Sorular, sorular, sorular…
Olan biteni anlamaya çalışırken, 6 gündür süren çatışmalarda kimin daha fazla kayıp verdiğini merak ediyorum. Daha da önemlisi, bu uzak mesafeden yapılan saldırılarda kimin mühimmatının önce tükeneceği. Hangi ülkeden kime mühimmat desteği gelecek? Bu karşılıklı saldırılar, ne kadar süre devam ettirilebilir? Bu sorular, benim için profesyonel bir merakın ötesinde; TELE1 izleyicisine doğru bilgiyi sunmak adına yanıtlarını arıyorum. Dış politika uzmanı değilim, ancak bu tür çatışma dönemleri iç politikayı anlamak açısından da önemli bir dönüm noktası oluşturuyor.
Gündemdeki başlıca soru ise, sığınaklara girmeye çalışan İsraillileri gösteren görüntülerin gerçekliği. Kıbrıs’a geçmeye çalışanları gösteren videoların doğruluğu nedir? “Tekavütü” yetenler, Körfez Savaşı’nın nasıl canlı yayınlandığını hatırlayacaktır. Ancak burada henüz doğrudan bir aktarıma tanıklık etmedik.

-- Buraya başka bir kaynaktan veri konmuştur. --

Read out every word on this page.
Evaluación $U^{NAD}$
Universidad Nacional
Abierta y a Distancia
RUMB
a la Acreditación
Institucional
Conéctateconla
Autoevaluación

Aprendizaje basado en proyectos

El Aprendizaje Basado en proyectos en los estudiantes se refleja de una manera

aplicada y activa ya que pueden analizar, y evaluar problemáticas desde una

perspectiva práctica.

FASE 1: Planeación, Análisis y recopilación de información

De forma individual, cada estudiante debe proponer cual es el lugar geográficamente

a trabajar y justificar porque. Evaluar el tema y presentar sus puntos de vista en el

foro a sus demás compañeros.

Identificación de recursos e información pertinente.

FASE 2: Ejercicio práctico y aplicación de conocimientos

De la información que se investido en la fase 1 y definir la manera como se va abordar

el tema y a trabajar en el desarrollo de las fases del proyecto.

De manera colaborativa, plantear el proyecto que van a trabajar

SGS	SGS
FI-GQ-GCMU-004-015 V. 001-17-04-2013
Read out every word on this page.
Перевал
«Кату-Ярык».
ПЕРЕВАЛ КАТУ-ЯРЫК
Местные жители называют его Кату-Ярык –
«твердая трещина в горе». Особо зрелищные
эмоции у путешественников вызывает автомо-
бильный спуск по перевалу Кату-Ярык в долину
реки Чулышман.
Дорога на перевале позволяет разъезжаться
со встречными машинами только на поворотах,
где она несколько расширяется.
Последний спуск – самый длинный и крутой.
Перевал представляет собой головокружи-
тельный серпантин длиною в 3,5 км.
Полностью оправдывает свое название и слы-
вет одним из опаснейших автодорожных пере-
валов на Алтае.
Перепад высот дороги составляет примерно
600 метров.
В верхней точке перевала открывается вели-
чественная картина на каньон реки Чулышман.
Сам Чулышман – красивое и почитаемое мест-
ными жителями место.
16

Savaşta gerçeklerin yok edildiğini belirtmiştik. Her iki tarafın da gerçeği çarpıtma çabası içinde olduğu bu dönemde, görülen her bilgiye ve görüntüye temkinli bir yaklaşım sergilemek gerekiyor. İki ülke arasında yaşananlardan bahsederken, bunu sadece “çatışma” olarak nitelendirmek mümkün değil; bu durum açıkça bir savaş haline gelmiş durumda. İsrail, elindeki nükleer başlıkları yok etmeden başka bir ülkeye “ama uranyum zenginleştiriyorsun” diyerek saldırıda bulundu ve ABD de bu durumu destekliyor. Buradaki mantık karmaşasını ise ilerleyen yazılarda ele almayı planlıyorum.